顺妃又是一脸温暖如春,一嘴苦口婆心,一颗不安于现状的黑心。
喜采儿冷冷的,毫不客气的说道:“代理毕竟是代理,全权毕竟是全权。这本质就不一样。”
顺妃黑着脸,霍的起身,抬手,就要伸出食指,准备说你。
却发现在座的,除了自己身后的两名兮云兮雾,还有瑛姑和瑛姑的宫女表面上站在自己这一边,其他人都是一脸等着看好戏的样子,而那贤妃明显的也抬起了头,和邓美人,艳嫔,还有庄嫔一起看向自己。自己的势现在竟然明显的比喜采儿的要弱。
忍了忍。向瑛姑哪里使一个颜色,对喜采儿说道:“臣妾突然觉得有些累了,就先行告退了。”
喜采儿冲着顺妃毫不掩饰的得意的美美的一笑,已有所指的说道:“顺妃姐姐是应该好好休息休息养养身体。”心里暗爽,顺妃哪里知道在现代有病也是骂人呢?
顺妃最终气哼哼的转身而去,瑛姑也马上找了个借口第一次灰溜溜的紧跟其后。
如今,早已是寒冬,走在冷冰冰,硬邦邦,凌冽的路上,看看灰蒙蒙沒有一点生气的天,或瞟过随处可见的光秃秃个树,顺妃的心里就越觉得难受。
且不说自己还不到无路可走的时候,那些原來跟自己一起明里暗里对付喜采儿的妃嫔们就开始疏离自己,靠到了喜采儿的那一边。还有那个朱谋略,明明是谋神的手下,却也为了喜采儿愿意吃里扒外。
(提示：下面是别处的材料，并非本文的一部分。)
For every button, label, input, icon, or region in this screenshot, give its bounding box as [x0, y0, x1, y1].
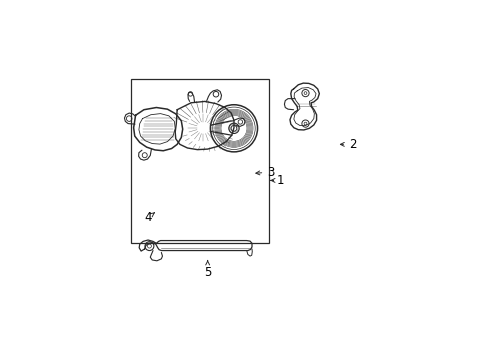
- Text: 1: 1: [270, 174, 284, 187]
- Text: 4: 4: [143, 211, 154, 224]
- Bar: [131, 79, 268, 243]
- Text: 3: 3: [255, 166, 274, 179]
- Text: 2: 2: [340, 138, 356, 151]
- Text: 5: 5: [203, 261, 211, 279]
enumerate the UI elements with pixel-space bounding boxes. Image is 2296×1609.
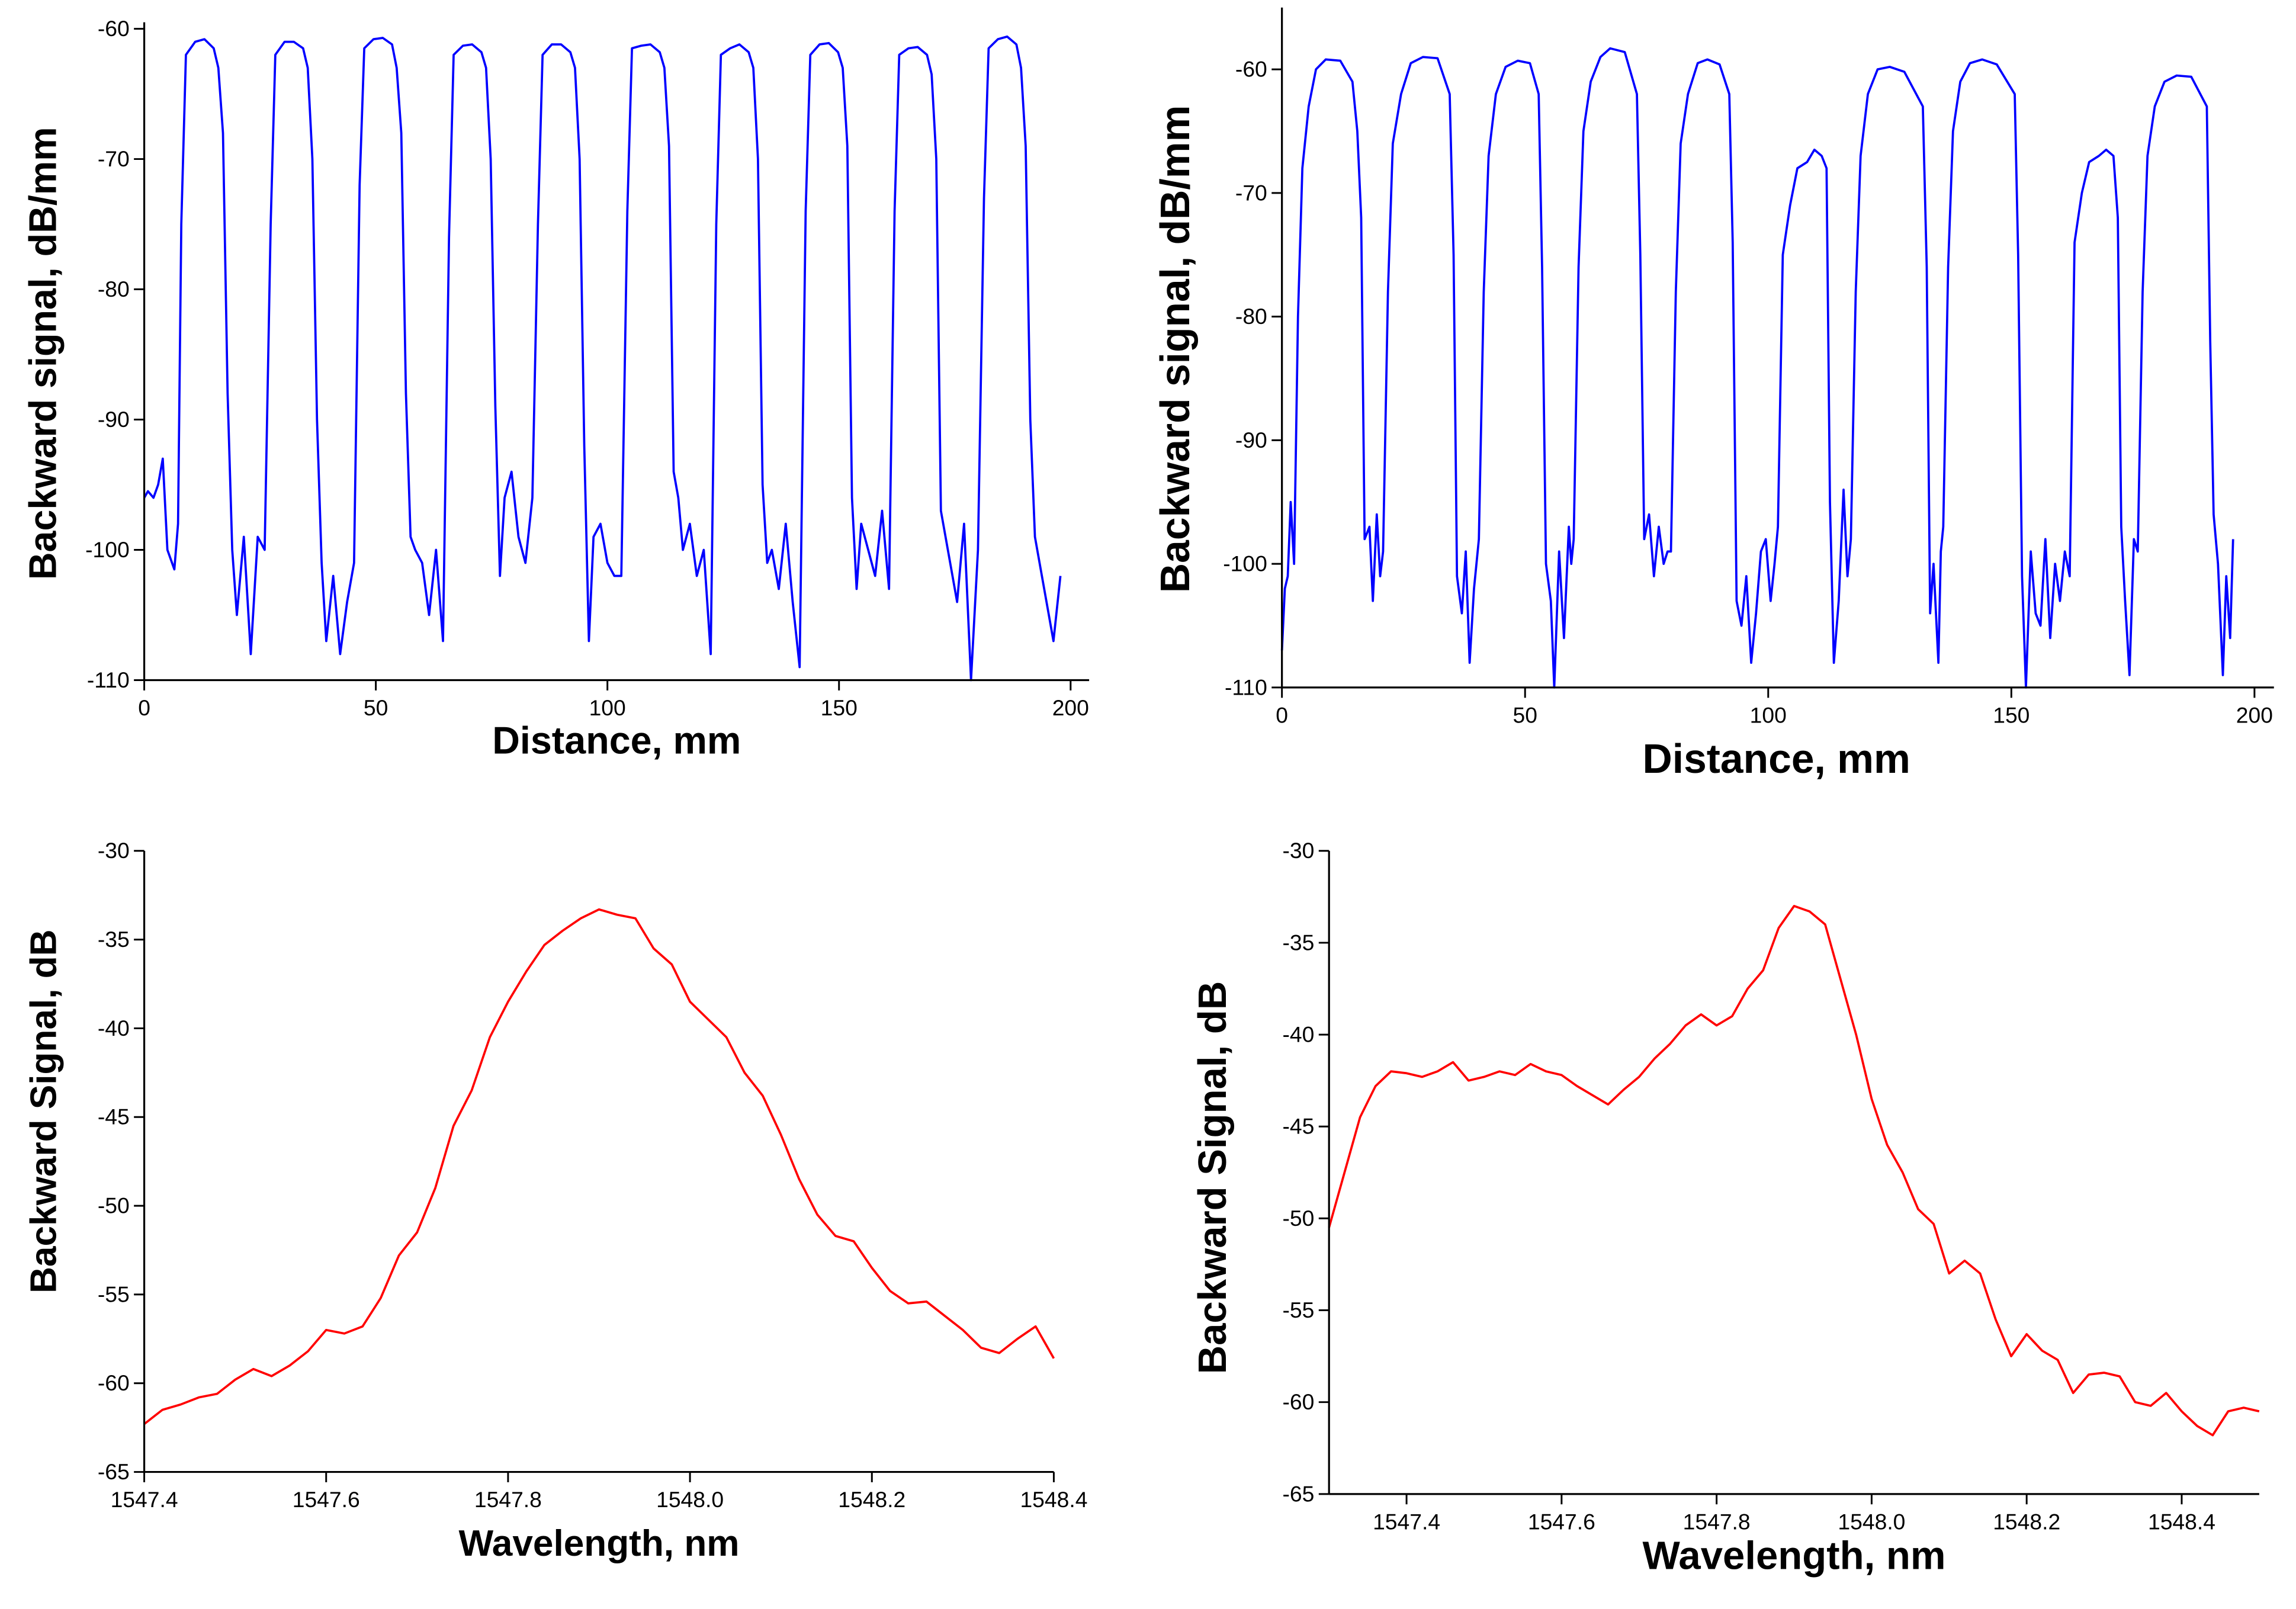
chart: -65 -60 -55 -50 -45 -40 -35 -30 1547.4 1547.6 1547… (23, 838, 1087, 1564)
x-axis-title: Distance, mm (1642, 736, 1910, 782)
x-axis-title: Distance, mm (492, 720, 741, 762)
y-tick-label: -100 (85, 537, 130, 562)
y-tick-label: -70 (98, 146, 130, 171)
x-axis-title: Wavelength, nm (1643, 1534, 1946, 1578)
y-tick-label: -35 (1282, 930, 1314, 955)
x-tick-label: 150 (821, 695, 858, 720)
y-tick-label: -55 (98, 1282, 130, 1306)
x-tick-label: 1548.0 (1838, 1509, 1905, 1534)
x-tick-label: 100 (589, 695, 626, 720)
x-tick-label: 200 (2236, 703, 2273, 728)
data-line (143, 908, 1055, 1425)
x-tick-label: 1548.0 (656, 1487, 724, 1512)
y-tick-label: -90 (1235, 428, 1267, 452)
y-tick-label: -110 (87, 667, 130, 692)
x-tick-label: 1547.6 (293, 1487, 360, 1512)
x-tick-label: 200 (1052, 695, 1089, 720)
x-tick-label: 100 (1750, 703, 1787, 728)
x-tick-label: 1548.4 (2148, 1509, 2215, 1534)
y-tick-label: -55 (1282, 1298, 1314, 1322)
x-tick-label: 1547.4 (111, 1487, 178, 1512)
data-line (1280, 47, 2234, 689)
y-axis-title: Backward Signal, dB (1190, 981, 1235, 1374)
x-tick-label: 1547.6 (1528, 1509, 1595, 1534)
x-tick-label: 1547.8 (1683, 1509, 1751, 1534)
y-tick-label: -40 (1282, 1022, 1314, 1047)
x-tick-label: 1548.4 (1020, 1487, 1087, 1512)
y-tick-label: -50 (1282, 1206, 1314, 1231)
data-line (1328, 905, 2260, 1437)
y-axis-title: Backward signal, dB/mm (21, 127, 64, 580)
x-tick-label: 0 (138, 695, 150, 720)
y-tick-label: -50 (98, 1193, 130, 1218)
x-tick-label: 50 (364, 695, 388, 720)
chart: -110 -100 -90 -80 -70 -60 0 50 100 150 200 Distance… (1152, 7, 2274, 782)
y-tick-label: -80 (98, 277, 130, 301)
data-line (143, 35, 1062, 682)
x-tick-label: 150 (1993, 703, 2030, 728)
y-tick-label: -40 (98, 1016, 130, 1040)
y-tick-label: -70 (1235, 180, 1267, 205)
y-tick-label: -45 (1282, 1114, 1314, 1139)
x-tick-label: 1547.4 (1373, 1509, 1440, 1534)
y-tick-label: -30 (1282, 838, 1314, 863)
chart: -110 -100 -90 -80 -70 -60 0 50 100 150 200 Distance… (21, 16, 1090, 762)
y-axis-title: Backward signal, dB/mm (1152, 105, 1198, 593)
x-tick-label: 50 (1513, 703, 1537, 728)
y-tick-label: -65 (1282, 1481, 1314, 1506)
x-tick-label: 0 (1276, 703, 1288, 728)
y-tick-label: -110 (1225, 675, 1267, 699)
x-tick-label: 1548.2 (838, 1487, 905, 1512)
x-axis-title: Wavelength, nm (458, 1523, 739, 1564)
x-tick-label: 1547.8 (474, 1487, 542, 1512)
y-tick-label: -100 (1223, 551, 1267, 576)
y-tick-label: -80 (1235, 304, 1267, 329)
y-tick-label: -60 (1235, 57, 1267, 82)
y-tick-label: -60 (98, 16, 130, 41)
chart: -65 -60 -55 -50 -45 -40 -35 -30 1547.4 1547.6 1547… (1190, 838, 2260, 1578)
y-tick-label: -35 (98, 927, 130, 952)
y-tick-label: -60 (1282, 1389, 1314, 1414)
y-tick-label: -90 (98, 407, 130, 432)
x-tick-label: 1548.2 (1993, 1509, 2060, 1534)
y-tick-label: -45 (98, 1104, 130, 1129)
y-tick-label: -65 (98, 1459, 130, 1484)
y-tick-label: -60 (98, 1370, 130, 1395)
y-axis-title: Backward Signal, dB (23, 929, 64, 1293)
y-tick-label: -30 (98, 838, 130, 863)
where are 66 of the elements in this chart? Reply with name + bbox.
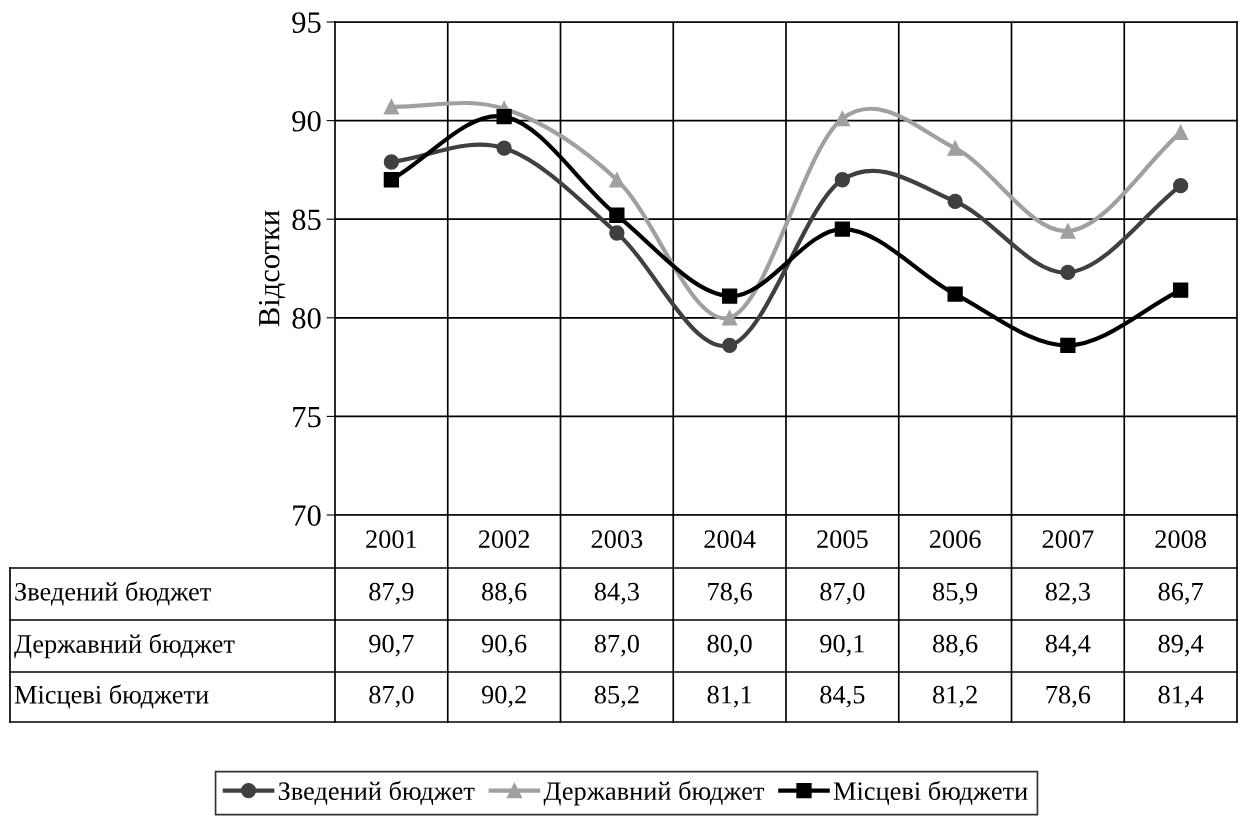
- data-label: 89,4: [1158, 634, 1204, 657]
- point: [383, 172, 400, 188]
- data-label: 87,9: [369, 582, 414, 605]
- y-tick-label: 70: [293, 505, 321, 526]
- data-label: 90,7: [369, 634, 414, 657]
- data-label: 85,9: [933, 582, 978, 605]
- point: [1172, 282, 1189, 298]
- data-label: 90,1: [820, 634, 864, 657]
- y-tick-label: 95: [292, 12, 321, 33]
- point: [947, 140, 963, 156]
- x-tick-label: 2007: [1042, 530, 1094, 549]
- data-label: 87,0: [820, 582, 865, 605]
- point: [383, 99, 400, 115]
- point: [834, 172, 851, 188]
- point: [834, 221, 851, 237]
- y-axis-title: Відсотки: [258, 210, 286, 327]
- x-tick-label: 2004: [704, 530, 756, 549]
- x-tick-label: 2006: [929, 530, 981, 549]
- data-label: 78,6: [1046, 685, 1091, 708]
- point: [1060, 264, 1076, 281]
- data-label: 82,3: [1045, 582, 1090, 605]
- y-tick-label: 90: [292, 110, 321, 132]
- data-label: 81,4: [1158, 685, 1204, 708]
- x-tick-label: 2005: [817, 530, 868, 549]
- point: [496, 140, 512, 156]
- point: [721, 310, 738, 326]
- data-label: 87,0: [369, 685, 414, 708]
- text: Місцеві бюджети: [14, 684, 209, 709]
- data-label: 88,6: [482, 582, 527, 605]
- point: [721, 288, 738, 304]
- x-tick-label: 2002: [478, 530, 530, 549]
- y-tick-label: 85: [292, 209, 321, 231]
- legend-label: Зведений бюджет: [278, 780, 475, 805]
- point: [721, 337, 738, 354]
- data-label: 86,7: [1158, 582, 1203, 605]
- point: [947, 286, 963, 302]
- point: [609, 172, 625, 188]
- point: [1172, 178, 1189, 194]
- data-label: 90,2: [481, 685, 526, 708]
- point: [1060, 337, 1076, 354]
- data-label: 87,0: [594, 634, 639, 657]
- legend-label: Державний бюджет: [543, 780, 765, 806]
- point: [609, 207, 625, 223]
- data-label: 88,6: [933, 634, 978, 657]
- point: [1060, 223, 1076, 239]
- x-tick-label: 2001: [366, 530, 417, 549]
- y-tick-label: 75: [293, 406, 321, 428]
- data-label: 78,6: [708, 582, 752, 605]
- data-label: 81,2: [933, 685, 977, 708]
- data-label: 84,3: [594, 582, 639, 605]
- y-tick-label: 80: [292, 308, 321, 329]
- legend-label: Місцеві бюджети: [833, 780, 1028, 805]
- data-label: 81,1: [707, 685, 752, 708]
- data-label: 84,4: [1045, 634, 1091, 657]
- data-label: 80,0: [707, 634, 752, 657]
- point: [609, 225, 625, 241]
- text: Зведений бюджет: [15, 581, 211, 606]
- point: [947, 193, 963, 210]
- x-tick-label: 2003: [591, 530, 643, 549]
- point: [383, 154, 400, 170]
- point: [496, 109, 512, 125]
- x-tick-label: 2008: [1155, 530, 1207, 549]
- data-label: 85,2: [594, 685, 639, 708]
- data-label: 90,6: [481, 634, 527, 657]
- text: Державний бюджет: [14, 633, 235, 659]
- data-label: 84,5: [820, 685, 865, 708]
自己不再追杀喜采儿是因为绝煞云巅,现在被那些不知死活,所谓的江湖侠士,逼的自古不暇,一时又找不來别的合适的组织帮忙。
原來陷害喜采儿的那些妃嫔看到风势不对,暂停也就罢了。
就连自己的老爹,和那些被喜采儿的治国策略整治折磨的越來越像牲口似的,整日为那些刁民的生计操心,的官员权贵也都突然就停了手。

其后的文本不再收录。